The Tale of the Kalendar Prince (Lento – Andante) The Kalendars were wandering beggars, for some superstitious reason fêted as royalty. The movement is a ternary form (ABA) regarding deployment of themes, but otherwise a kaleidoscope of increasingly colourful variations, making atmospheric use of string tremolandos and “thrummings”, and characteristically “pricking” textures with sharper sounds. “Scheherazade” weaves her spell to introduce the A theme – half dancing, half declamatory – on the only woodwind not yet heard solo: the bassoon (resolving a sort of “dissonance””). The B theme is based on “Sharyar”, first heard plucked deep in the basses, then in fierce growls and brassy fanfares. A bold march gradually emerges, bracketed by two cadenzas on the declamatory part of A. The first is for clarinet, the second (on bassoon) initiates the final section, containing the most exquisite scoring of the entire work. “Sharyar” reappears, low down, generating a huge crescendo to a knockout close.

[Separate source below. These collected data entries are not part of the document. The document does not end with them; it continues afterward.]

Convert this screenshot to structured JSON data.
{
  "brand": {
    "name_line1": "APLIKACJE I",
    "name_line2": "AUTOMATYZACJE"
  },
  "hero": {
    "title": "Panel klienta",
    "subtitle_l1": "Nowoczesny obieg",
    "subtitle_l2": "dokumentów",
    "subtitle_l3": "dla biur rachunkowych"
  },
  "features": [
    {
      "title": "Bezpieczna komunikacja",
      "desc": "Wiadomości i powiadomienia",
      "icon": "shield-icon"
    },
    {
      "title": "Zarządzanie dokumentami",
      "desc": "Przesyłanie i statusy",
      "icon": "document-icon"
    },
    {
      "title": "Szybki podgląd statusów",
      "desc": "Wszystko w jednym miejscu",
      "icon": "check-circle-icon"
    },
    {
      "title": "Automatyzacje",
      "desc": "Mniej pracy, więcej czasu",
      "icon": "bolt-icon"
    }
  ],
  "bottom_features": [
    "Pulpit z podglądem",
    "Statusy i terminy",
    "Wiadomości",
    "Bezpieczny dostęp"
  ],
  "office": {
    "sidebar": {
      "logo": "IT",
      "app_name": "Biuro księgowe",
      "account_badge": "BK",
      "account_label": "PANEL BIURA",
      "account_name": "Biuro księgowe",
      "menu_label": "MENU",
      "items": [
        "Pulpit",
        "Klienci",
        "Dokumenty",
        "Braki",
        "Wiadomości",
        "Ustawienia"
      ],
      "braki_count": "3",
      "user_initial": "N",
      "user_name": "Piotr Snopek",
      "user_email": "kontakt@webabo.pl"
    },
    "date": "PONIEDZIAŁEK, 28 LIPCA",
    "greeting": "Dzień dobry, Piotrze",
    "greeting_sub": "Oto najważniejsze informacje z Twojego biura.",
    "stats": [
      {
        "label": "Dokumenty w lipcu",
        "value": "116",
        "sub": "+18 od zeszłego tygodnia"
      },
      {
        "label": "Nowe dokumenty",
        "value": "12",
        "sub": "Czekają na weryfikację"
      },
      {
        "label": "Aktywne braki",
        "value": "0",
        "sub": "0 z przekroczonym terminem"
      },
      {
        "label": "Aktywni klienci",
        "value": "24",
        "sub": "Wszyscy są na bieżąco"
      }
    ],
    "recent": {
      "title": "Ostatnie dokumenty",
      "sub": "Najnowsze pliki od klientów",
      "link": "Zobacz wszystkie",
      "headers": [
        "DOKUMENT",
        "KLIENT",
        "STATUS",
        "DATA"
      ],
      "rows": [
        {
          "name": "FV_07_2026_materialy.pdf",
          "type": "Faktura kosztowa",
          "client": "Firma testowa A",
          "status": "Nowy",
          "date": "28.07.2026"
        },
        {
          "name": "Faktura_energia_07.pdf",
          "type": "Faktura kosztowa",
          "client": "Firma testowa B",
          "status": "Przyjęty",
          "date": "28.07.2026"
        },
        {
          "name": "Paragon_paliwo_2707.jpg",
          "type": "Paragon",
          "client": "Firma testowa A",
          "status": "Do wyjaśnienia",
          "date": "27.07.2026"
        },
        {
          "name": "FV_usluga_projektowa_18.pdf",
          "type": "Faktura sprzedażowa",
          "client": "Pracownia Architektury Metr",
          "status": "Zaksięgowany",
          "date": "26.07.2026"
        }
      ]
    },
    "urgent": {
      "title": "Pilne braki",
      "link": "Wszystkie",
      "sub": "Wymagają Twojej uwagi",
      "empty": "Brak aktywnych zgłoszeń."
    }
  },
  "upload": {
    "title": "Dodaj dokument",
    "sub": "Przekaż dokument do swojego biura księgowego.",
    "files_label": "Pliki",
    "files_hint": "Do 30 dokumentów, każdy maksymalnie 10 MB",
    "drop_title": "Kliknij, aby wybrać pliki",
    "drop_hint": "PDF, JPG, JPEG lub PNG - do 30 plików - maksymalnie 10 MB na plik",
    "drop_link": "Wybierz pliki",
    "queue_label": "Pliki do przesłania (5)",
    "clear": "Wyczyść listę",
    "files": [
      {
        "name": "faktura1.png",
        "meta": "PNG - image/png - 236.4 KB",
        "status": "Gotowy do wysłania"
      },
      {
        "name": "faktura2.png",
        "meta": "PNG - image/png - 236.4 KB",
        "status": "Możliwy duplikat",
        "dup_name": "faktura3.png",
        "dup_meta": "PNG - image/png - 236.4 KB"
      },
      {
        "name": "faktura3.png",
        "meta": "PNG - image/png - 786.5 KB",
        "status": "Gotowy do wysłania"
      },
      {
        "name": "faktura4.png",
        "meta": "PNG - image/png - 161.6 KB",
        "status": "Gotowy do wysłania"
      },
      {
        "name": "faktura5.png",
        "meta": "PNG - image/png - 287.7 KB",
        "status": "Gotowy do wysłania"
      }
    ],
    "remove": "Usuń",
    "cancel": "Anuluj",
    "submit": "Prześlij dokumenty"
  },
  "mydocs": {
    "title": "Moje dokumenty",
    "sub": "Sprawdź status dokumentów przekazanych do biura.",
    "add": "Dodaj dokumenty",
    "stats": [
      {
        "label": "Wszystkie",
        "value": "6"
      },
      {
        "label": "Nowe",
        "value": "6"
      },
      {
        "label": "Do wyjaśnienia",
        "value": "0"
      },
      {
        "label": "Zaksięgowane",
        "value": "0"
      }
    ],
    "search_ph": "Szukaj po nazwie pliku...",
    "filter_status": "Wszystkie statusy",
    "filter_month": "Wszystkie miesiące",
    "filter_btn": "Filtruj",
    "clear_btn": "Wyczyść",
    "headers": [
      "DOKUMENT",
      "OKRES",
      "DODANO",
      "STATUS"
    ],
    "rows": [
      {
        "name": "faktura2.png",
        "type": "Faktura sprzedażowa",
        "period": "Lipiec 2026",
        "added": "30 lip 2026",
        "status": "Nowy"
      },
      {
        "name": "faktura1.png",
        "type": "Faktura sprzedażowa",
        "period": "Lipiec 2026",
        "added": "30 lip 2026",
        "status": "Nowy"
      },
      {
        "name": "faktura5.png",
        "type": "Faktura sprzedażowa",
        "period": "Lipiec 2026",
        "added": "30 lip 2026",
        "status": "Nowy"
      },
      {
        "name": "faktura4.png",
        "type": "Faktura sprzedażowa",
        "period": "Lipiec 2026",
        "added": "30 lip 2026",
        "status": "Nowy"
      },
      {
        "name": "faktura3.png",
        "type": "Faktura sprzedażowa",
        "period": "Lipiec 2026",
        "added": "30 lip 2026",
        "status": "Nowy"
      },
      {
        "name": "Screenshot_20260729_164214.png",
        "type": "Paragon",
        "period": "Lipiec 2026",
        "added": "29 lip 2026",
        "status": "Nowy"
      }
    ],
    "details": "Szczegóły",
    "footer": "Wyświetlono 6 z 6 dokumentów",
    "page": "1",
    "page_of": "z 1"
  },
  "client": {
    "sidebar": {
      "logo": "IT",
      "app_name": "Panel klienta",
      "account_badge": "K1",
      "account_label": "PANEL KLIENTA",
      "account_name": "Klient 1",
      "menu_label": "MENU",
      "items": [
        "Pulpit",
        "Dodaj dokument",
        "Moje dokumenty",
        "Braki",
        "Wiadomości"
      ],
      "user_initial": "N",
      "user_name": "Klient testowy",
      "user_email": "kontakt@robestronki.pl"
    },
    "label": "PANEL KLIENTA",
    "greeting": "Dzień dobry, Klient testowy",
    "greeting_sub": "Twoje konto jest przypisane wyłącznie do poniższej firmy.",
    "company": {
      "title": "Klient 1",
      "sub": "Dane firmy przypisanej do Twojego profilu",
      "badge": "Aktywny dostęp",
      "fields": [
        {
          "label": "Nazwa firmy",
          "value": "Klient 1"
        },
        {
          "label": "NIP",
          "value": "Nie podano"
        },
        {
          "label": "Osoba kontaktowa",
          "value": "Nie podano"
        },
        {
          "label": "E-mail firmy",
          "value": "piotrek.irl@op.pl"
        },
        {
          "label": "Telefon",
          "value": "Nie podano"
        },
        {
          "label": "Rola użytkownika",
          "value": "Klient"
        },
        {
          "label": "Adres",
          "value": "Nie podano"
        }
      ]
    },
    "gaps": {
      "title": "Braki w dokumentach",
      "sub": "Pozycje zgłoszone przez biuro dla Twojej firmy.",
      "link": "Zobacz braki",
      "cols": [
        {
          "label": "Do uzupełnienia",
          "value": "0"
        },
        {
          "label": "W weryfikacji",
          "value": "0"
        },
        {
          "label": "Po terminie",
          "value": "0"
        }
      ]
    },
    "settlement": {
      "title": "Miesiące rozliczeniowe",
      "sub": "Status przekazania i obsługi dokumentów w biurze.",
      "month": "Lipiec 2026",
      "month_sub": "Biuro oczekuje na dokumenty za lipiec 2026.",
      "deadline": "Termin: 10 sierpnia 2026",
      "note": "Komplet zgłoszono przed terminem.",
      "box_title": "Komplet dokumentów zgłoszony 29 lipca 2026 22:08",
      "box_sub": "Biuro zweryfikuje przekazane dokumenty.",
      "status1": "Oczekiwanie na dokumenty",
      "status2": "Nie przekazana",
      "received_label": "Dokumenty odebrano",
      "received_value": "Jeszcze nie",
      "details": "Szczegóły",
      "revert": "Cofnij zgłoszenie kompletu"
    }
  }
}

The Young Prince and Princess (Andantino quasi Allegretto) Invent a story of young love, if you wish – Rimsky provided scant clues: the sumptuous main theme (flowing strings) he identified with the Prince, a brief counter-subject (rippling clarinet) with the Princess, and at the central allegretto he suggested, “They carry the Princess on a palanquin”. Again, this is a “ternary/variations” form. The first section rings the changes on string textures tinted by added wind, with contrasting solo woodwind timbres. The allegretto, one of those wonderful oriental dances, is just an upbeat variation of the same material, where the snare-drum part is played on more than the snare-drum. A resounding trumpet-led rubato reinstates tempo primo for a rhapsodic closing section where solo instruments predominate, and “Scheherazade” embroiders the tale. The codetta is particularly captivating, woodwind swirl over string pizzicati and scintillating percussion: what images that conjures!
Festival at Baghdad – The Sea – Shipwreck on a Rock surmounted by a Bronze Warrior - Conclusion (Allegro molto) The orchestration reaches a peak of virtuosity, inevitably with less subtlety as the big guns are drawn to blast huge splashes of poster-colour. Paralleling the work’s beginning, the introduction finds “Sharyar” now gruffly impatient (grabbing first whack on the bass drum), and “Scheherazade” correspondingly more animated. The Festival is, loosely, a “rondo/variations”: AB[AC]ABA, where [C], developing the Kalendar fanfare, hijacks the second [A]‘s climax. The first and third occurrences of [A], a skittering dance, whip up a blaze of crackling trumpets and booming tuttis – these last based on the the Kalendar Prince’s bassoon tune. [B] is the “palanquin” allegretto, liquidly re-scored. The final [A] builds manically, trumpets triple-tonguing like mad, only for the scene to cut cinematographically to Sinbad’s storm-tossed ship, which shudders (theme stuttering in basses) and breaks (tamtam!). In the stunned calm one recognises, through the thematic identity, that this symbolises Sharyar’s rising passion for his enchantress and cataclysmic acquiescence to the superiority of woman (or at least this particular woman). “Sharyar” and “Scheherazade” finally make sweet music together.